Are you 40 years old? Here’s how skipping the daily coffee can build a £2.4m ISA!
If you’re over 40, you might – like me – always think you’re on track to reach your retirement goals with your ISA. Your plans may include a comfortable retirement with regular vacations and gifts to loved ones. They can also include hanging up your work apron early.
It is true that many people worry about how they will pay for their retirement. Research from Charles Stanley shows that 28% of Brits are not on track to achieve their ‘dream retirement.’ Another 39% said they didn’t know how much they would need to retire comfortably.
They may not want to hear it. But for these people, acting quickly is more important than ever as the cost of living and welfare rises, and uncertainty over future State Pension rules continues.
The good news is that catching hives doesn’t have to be painful. Even a 40-year-old can, by investing the price of a coffee every day, build up a multi-billion dollar ISA by the time he reaches 65.
Here is the way.
Construction fee
I’m sure you’ve seen the prices at your local coffee shop slowly creeping up. Today, my hometown Starbucks you won’t charge me a penny less than £5.40 for a large caffè latte.

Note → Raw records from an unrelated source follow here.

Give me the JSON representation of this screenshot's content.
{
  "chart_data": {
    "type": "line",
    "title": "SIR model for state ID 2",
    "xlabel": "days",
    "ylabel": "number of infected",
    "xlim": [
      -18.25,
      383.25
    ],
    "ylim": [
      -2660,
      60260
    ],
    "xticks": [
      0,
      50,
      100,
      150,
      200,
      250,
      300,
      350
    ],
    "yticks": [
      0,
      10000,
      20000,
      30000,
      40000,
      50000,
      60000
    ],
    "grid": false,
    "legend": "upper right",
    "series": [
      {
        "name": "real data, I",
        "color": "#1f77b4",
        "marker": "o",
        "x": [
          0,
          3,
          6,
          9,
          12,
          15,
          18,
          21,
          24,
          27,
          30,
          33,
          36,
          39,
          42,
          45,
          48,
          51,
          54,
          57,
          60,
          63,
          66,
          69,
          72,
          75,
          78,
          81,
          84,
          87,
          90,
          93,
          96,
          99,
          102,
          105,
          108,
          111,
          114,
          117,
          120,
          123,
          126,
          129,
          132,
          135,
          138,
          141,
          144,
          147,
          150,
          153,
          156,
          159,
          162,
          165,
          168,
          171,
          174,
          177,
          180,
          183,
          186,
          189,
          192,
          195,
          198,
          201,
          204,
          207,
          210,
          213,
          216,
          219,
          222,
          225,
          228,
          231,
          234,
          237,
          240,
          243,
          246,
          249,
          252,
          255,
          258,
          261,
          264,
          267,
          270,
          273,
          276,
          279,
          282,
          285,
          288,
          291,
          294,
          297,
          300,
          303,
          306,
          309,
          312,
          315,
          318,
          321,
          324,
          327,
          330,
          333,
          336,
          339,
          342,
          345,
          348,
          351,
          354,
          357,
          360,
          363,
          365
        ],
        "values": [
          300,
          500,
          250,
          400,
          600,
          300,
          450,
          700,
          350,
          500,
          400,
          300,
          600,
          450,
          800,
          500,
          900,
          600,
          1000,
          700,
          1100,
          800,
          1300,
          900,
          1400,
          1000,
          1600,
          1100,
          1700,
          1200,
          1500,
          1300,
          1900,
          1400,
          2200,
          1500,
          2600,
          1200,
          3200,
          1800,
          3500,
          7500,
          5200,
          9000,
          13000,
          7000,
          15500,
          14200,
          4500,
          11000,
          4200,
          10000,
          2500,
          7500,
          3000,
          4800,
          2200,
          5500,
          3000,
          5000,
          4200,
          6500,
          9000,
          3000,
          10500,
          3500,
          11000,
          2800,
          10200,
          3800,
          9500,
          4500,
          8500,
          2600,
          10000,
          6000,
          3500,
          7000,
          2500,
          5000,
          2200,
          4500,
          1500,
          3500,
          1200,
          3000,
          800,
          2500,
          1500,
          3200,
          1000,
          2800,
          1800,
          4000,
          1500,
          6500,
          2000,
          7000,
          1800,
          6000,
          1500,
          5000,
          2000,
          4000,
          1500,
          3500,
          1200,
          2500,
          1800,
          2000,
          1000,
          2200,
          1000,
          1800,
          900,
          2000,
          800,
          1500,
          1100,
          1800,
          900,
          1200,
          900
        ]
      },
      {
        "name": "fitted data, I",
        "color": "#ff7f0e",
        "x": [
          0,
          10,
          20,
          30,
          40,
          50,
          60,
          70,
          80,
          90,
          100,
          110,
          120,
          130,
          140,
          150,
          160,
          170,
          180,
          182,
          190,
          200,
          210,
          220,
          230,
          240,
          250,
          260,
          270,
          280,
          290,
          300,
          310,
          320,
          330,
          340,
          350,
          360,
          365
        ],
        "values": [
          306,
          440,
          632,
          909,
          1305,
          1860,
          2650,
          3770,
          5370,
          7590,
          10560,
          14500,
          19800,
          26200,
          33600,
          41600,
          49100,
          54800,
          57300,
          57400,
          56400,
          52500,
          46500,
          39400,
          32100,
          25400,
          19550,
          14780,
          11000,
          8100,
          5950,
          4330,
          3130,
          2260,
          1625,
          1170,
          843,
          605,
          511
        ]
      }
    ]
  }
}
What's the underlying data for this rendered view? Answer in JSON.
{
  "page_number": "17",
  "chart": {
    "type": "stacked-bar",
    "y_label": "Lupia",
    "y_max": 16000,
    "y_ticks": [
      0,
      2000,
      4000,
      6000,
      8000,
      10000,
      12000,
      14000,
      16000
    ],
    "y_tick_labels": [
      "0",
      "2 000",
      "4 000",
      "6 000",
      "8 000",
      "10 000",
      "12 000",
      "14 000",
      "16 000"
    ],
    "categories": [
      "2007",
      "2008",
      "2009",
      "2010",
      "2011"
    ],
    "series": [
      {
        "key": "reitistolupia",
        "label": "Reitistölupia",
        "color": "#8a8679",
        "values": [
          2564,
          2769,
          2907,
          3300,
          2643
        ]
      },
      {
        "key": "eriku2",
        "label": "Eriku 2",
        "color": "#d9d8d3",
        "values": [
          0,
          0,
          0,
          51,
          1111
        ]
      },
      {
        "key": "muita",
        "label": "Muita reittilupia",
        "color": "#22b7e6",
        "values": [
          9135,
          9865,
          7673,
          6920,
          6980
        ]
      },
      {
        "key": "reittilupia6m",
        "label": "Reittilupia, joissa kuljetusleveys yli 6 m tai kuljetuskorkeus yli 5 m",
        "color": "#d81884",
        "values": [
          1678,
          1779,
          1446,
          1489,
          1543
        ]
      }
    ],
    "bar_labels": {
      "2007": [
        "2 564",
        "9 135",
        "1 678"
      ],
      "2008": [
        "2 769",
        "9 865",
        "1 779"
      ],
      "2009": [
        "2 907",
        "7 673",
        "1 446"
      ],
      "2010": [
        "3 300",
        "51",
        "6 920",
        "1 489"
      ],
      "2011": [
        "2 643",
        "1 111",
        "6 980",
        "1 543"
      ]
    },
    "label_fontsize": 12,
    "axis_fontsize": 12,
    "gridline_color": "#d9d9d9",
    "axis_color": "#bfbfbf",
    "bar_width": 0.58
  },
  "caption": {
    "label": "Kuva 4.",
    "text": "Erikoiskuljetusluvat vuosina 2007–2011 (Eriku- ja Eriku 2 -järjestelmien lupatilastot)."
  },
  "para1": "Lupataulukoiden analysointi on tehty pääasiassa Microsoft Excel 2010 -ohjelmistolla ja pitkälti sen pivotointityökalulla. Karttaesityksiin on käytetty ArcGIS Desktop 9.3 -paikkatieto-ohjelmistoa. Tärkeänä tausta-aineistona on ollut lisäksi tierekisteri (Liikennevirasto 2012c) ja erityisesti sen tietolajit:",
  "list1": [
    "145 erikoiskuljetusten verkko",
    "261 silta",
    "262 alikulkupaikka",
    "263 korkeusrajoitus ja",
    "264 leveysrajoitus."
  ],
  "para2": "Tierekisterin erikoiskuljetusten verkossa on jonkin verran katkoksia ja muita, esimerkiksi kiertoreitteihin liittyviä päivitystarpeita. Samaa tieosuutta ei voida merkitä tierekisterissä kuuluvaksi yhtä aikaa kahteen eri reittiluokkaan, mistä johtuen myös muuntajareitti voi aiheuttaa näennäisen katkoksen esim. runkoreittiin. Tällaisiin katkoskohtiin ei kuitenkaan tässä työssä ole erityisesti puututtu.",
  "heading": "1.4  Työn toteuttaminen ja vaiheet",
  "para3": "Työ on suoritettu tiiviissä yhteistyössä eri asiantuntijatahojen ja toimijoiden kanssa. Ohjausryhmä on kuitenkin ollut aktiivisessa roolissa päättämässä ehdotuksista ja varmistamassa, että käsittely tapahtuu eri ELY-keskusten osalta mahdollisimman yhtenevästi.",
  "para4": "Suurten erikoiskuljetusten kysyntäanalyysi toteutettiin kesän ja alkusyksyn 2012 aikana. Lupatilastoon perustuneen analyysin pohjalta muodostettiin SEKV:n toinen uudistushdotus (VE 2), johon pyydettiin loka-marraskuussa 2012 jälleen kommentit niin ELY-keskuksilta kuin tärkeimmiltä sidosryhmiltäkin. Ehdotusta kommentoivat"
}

With coffee prices at their highest in 50 years, the cost of my daily maintenance looks like it will keep rising as well. This is enough to give me the hump. And especially when I’m looking for the best way to use my money to invest in stocks, funds, or trusts of course.
Let’s say I save that £5.40 and make my morning coffee at home instead. At the end of each quarter I will have around £493 to invest in my Stocks and Dividends ISA.
Please note that tax treatment depends on the individual circumstances of each client and may change in the future. The content of this article is provided for informational purposes only. It is not intended to be, and does not constitute, any form of tax advice. Students are responsible for conducting their own due diligence and obtaining professional advice before making any investment decisions.
Windfalls are beautiful
Past performance is no guarantee of future returns. But history shows us that even a small amount like this is not enough to build significant long-term wealth.
I FTSE 100 has delivered an average annual return of 6.1% since 2014. S&P 500 stocks, on the other hand, gave an even better 12.4%.
If someone invested £493 in a Footsie tracker fund each quarter, they could – after 25 years – create an ISA worth £115,065 (excluding fees). With the S&P 500 fund, they would have made £328,142.
Both are decent windfalls, in my opinion, for the cost of a daily coffee skip. But thanks to a wide range of stocks and funds, investors can do even better.
£2.4m ISA
For example, suppose an investor parks his money iShares S&P 500 Information Technology Sector ETF (LSE:IUIT). Since its inception in 2015, this exchange-traded fund (ETF) has delivered an impressive annualized return of 22.9%.
If this rate were to continue, a 40-year-old who invested £493 every quarter would have a portfolio worth a lot of money. £2,444,676 (without fees) when they reach 65.
I actually own this fund in my portfolio. By spreading my money across 69 stocks (like Nvidia, Tesla, again Amazon), I can target high returns while controlling risk.
The gains I make can be disappointing during a recession when tech revenue falls. But in the long run, I’m optimistic that the fund can continue to deliver significant gains thanks to growth areas such as artificial intelligence (AI), robotics, and quantum computing.